Overall, Destiny has a lot of problems (I’ve written about the narrative and competitive multiplayer), and yet I’ve spent a lot of time in its weird embrace. It scratches the same itch that World of Warcraft does–these developers have used the most advanced techniques to ascertain what gets someone hooked into a game. Fundamentally, it is about loops and how good they feel when you make a cycle.
For example, I play a Strike for fifteen minutes. It is incredibly easy, and I walk through it. At the end, I am granted some Engrams, which have to be taken to the Tower in order to be turned into items (which are then converted to materials).
What is happening there is not as important as how it feels: I go full-on zen autopilot for fifteen minutes, items pop out of the enemies that I shoot in their clearly-marked heads, and I run to gather the glowing objects. I slide into them. I dodge the enemies, and it is thrilling not because it is hard but because it is like a ballet that I’ve practiced over and over (every mission, every moment is a movement in this dance number). The credits role, some circles fill up with experience points, and more items appear. I go to Orbit, go the the Cryptarch, watch more circles fill up, and repeat it again. I feel like a machine, and being a machine feels good.

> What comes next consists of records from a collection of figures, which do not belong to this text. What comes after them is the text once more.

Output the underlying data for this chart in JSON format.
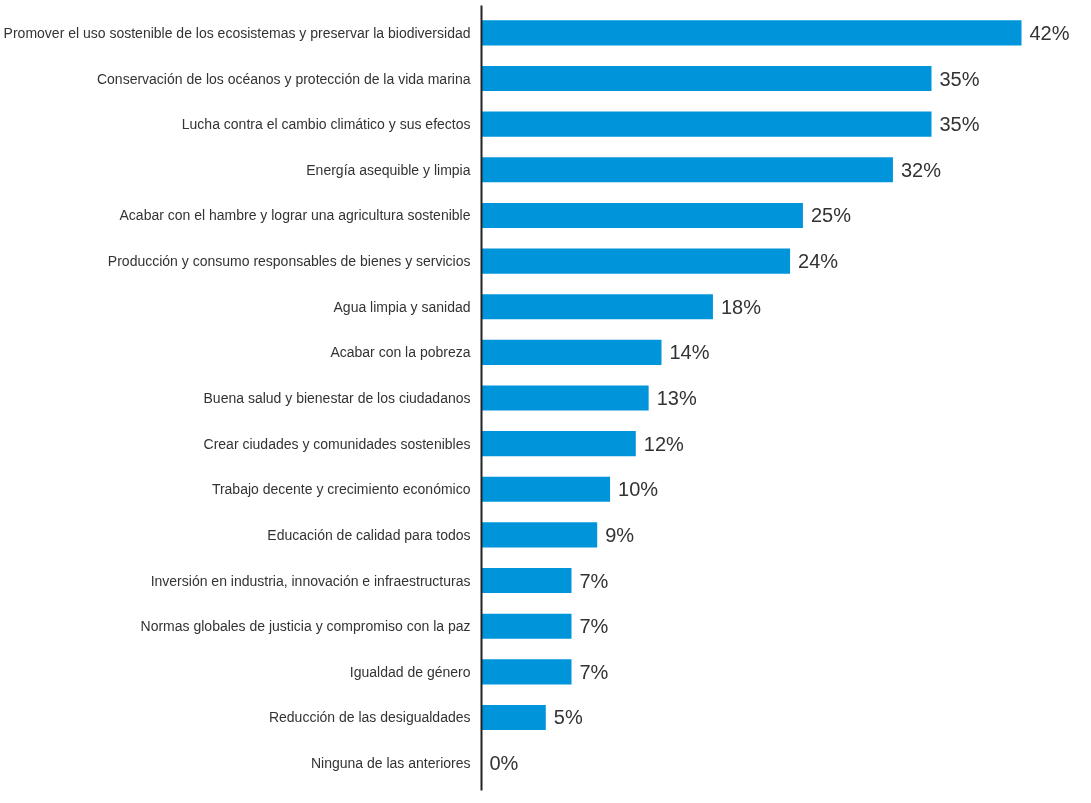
{
  "chart_data": {
    "type": "bar",
    "orientation": "horizontal",
    "value_labels": [
      "42%",
      "35%",
      "35%",
      "32%",
      "25%",
      "24%",
      "18%",
      "14%",
      "13%",
      "12%",
      "10%",
      "9%",
      "7%",
      "7%",
      "7%",
      "5%",
      "0%"
    ],
    "categories": [
      "Promover el uso sostenible de los ecosistemas y preservar la biodiversidad",
      "Conservación de los océanos y protección de la vida marina",
      "Lucha contra el cambio climático y sus efectos",
      "Energía asequible y limpia",
      "Acabar con el hambre y lograr una agricultura sostenible",
      "Producción y consumo responsables de bienes y servicios",
      "Agua limpia y sanidad",
      "Acabar con la pobreza",
      "Buena salud y bienestar de los ciudadanos",
      "Crear ciudades y comunidades sostenibles",
      "Trabajo decente y crecimiento económico",
      "Educación de calidad para todos",
      "Inversión en industria, innovación e infraestructuras",
      "Normas globales de justicia y compromiso con la paz",
      "Igualdad de género",
      "Reducción de las desigualdades",
      "Ninguna de las anteriores"
    ],
    "values": [
      42,
      35,
      35,
      32,
      25,
      24,
      18,
      14,
      13,
      12,
      10,
      9,
      7,
      7,
      7,
      5,
      0
    ],
    "color": "#0095da"
  }
}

Every day of my life is spent thinking, and Destiny is a strange reprieve from that.
Put another way: playing Destiny is like living in the film Groundhog Day, and it feels amazing and horrible all at once.
When Smith describes the raids as “linear,” which allows the developers to “build on your knowledgebase,” he’s really describing something profound in the context of Destiny: the Vault of Glass is a game, where Destiny overall is merely a series of loops.

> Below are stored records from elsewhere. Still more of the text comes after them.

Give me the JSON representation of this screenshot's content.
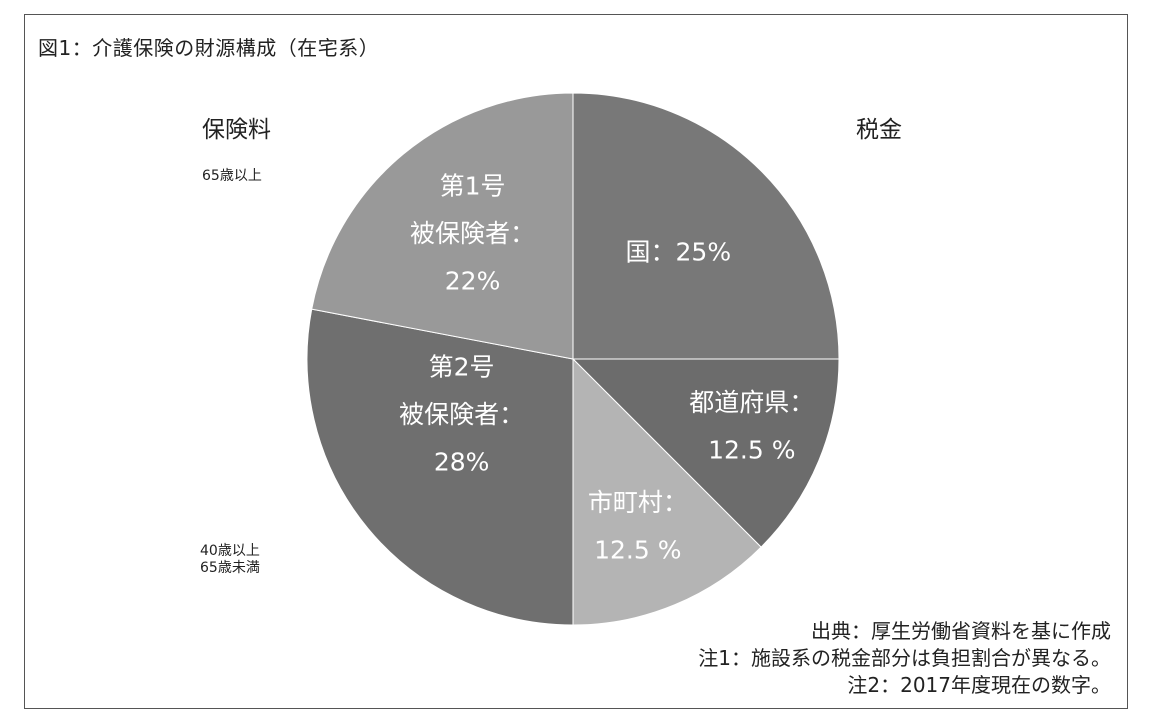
{
  "title": "図1：介護保険の財源構成（在宅系）",
  "group_labels": {
    "insurance": "保険料",
    "tax": "税金"
  },
  "age_notes": {
    "first": "65歳以上",
    "second_line1": "40歳以上",
    "second_line2": "65歳未満"
  },
  "chart_data": {
    "type": "pie",
    "title": "図1：介護保険の財源構成（在宅系）",
    "start_angle_deg": 0,
    "direction": "clockwise",
    "slices": [
      {
        "key": "kuni",
        "label_lines": [
          "国：25%"
        ],
        "value": 25,
        "color": "#787878",
        "label_r": 0.56,
        "label_angle": 45,
        "label_size": 25
      },
      {
        "key": "todofuken",
        "label_lines": [
          "都道府県：",
          "12.5 %"
        ],
        "value": 12.5,
        "color": "#6c6c6c",
        "label_r": 0.72,
        "label_angle": 111,
        "label_size": 25
      },
      {
        "key": "shichoson",
        "label_lines": [
          "市町村：",
          "12.5 %"
        ],
        "value": 12.5,
        "color": "#b4b4b4",
        "label_r": 0.68,
        "label_angle": 159,
        "label_size": 25
      },
      {
        "key": "dai2",
        "label_lines": [
          "第2号",
          "被保険者：",
          "28%"
        ],
        "value": 28,
        "color": "#6f6f6f",
        "label_r": 0.47,
        "label_angle": 243,
        "label_size": 25
      },
      {
        "key": "dai1",
        "label_lines": [
          "第1号",
          "被保険者：",
          "22%"
        ],
        "value": 22,
        "color": "#999999",
        "label_r": 0.6,
        "label_angle": 321,
        "label_size": 25
      }
    ]
  },
  "notes": [
    "出典：厚生労働省資料を基に作成",
    "注1：施設系の税金部分は負担割合が異なる。",
    "注2：2017年度現在の数字。"
  ]
}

Gambling is a loop. Going running is a loop. Reading John Grisham novels is a loop. Eating is a loop. You do a thing, you get a reward, and the mechanical process between each instance of each loop maps onto the next cycle. Loops happen over and over and over again, and they’re made to be that way. If the loop is especially grand, you never make it out of it.
At the core, Smith’s description of the Vault of Glass’ uniqueness in Destiny is merely a version of Anna Anthropy’s excellent “to the right, hold on tight” argument. The raid requires experimentation (on a group scale rather than an individual one), failure, and synthesis of those two things in order to beat it. The Vault requires the same kind of experiential moves as most other games, but the raid itself becomes unique in contrast to the ludic wasteland of the rest of the game. This isn’t to minimize the impact of the Vault–from my understanding, it is truly a wonder of modern game design and implementation. But the design principles are standard, and the fact that those principles weren’t used for the rest of the game is telling about Bungie’s priorities in the development of Destiny.
The Vault of Glass is a game. Destiny is an addiction machine.
A remainder question: Would the Vault of Glass be worth playing if it were divorced from the rest of Destiny?